Entre innovation et création
Inventer le métier de ses rêves, ça arrive tout au plus une fois dans une carrière ; Stéphane Demaison vit ce rêve pour la seconde fois et n’en finit pas de s’en réjouir. Pendant toutes ces années, il a construit un goût et une conviction : la fragrance doit être au centre de toutes les préoccupations. « C’est la raison pour laquelle j’accorde au parfumeur plus de temps, plus de moyens et surtout de liberté qu’ailleurs ». Le Studio joue le rôle d’une direction artistique. « Nous fixons au parfumeur le but à atteindre et le chemin à emprunter dans un esprit de co-création auquel je suis attaché », précise ce garçon posé et élégant. A quoi ressemble le Studio, cette nouvelle entité ? Une équipe d’experts triés sur le volet avec une grande connaissance des tendances du marché, des ingrédients et des parfumeurs. « Nous sommes six aujourd’hui. Chacun est dédié à une marque en particulier afin d’en maîtriser l’esprit, l’histoire, l’ADN ». Stéphane reconnaît s’intéresser de près aux grands mouvements sociétaux qui influencent les comportements de consommation.

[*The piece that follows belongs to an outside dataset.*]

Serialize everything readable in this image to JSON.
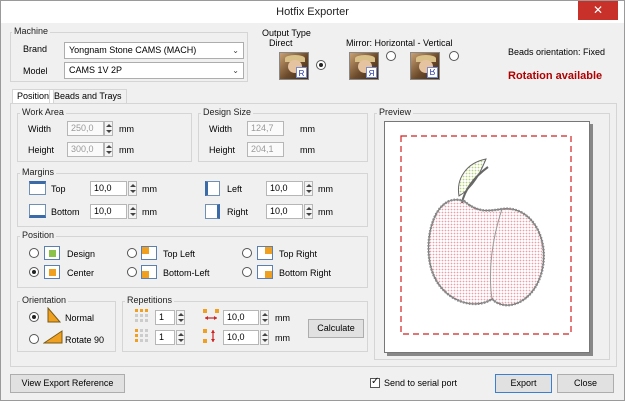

Autre fonction: le développement d’extractions exclusives en collaboration avec les sociétés de composition. Et de prendre l’exemple du quatuor de vanilles de Goddess Eau de Parfum Intense de Burberry. « Nous avions identifié la vanille comme la nouvelle note gourmande premium post-covid. Nos partenaires ont mis à notre disposition à la fois une infusion, un absolu, un extrait CO2 et un extrait Firgood (DSM-Firmenich). Nous avons proposé aux équipes de Burberry de construire leur vanille aromatique autour de toutes ces facettes qui donne au parfum toute sa richesse ». Dans la stratégie de création qu’il a mise en place en arrivant chez Coty, Stéphane a contribué à modifier l’approche du test consommateur. « Certains projets nécessitent des tests, d’autres peuvent au contraire en pâtir. Nous nous donnons la liberté de ne pas tester une création plus “niche” et de m’en remettre à notre seule conviction ». En prise directe avec l’innovation et la création, ce qu’il aime le plus, c’est de vivre plusieurs vies par jour : nez dans les matières premières un matin, échange téléphonique avec un parfumeur l’après-midi, réunion stratégique avec une marque le soir. A la place où il est aujourd’hui, il œuvre dans l’ombre —celle du designer de la signature olfactive de la marque, celle aussi du parfumeur—, ce qui ne lui déplait franchement pas.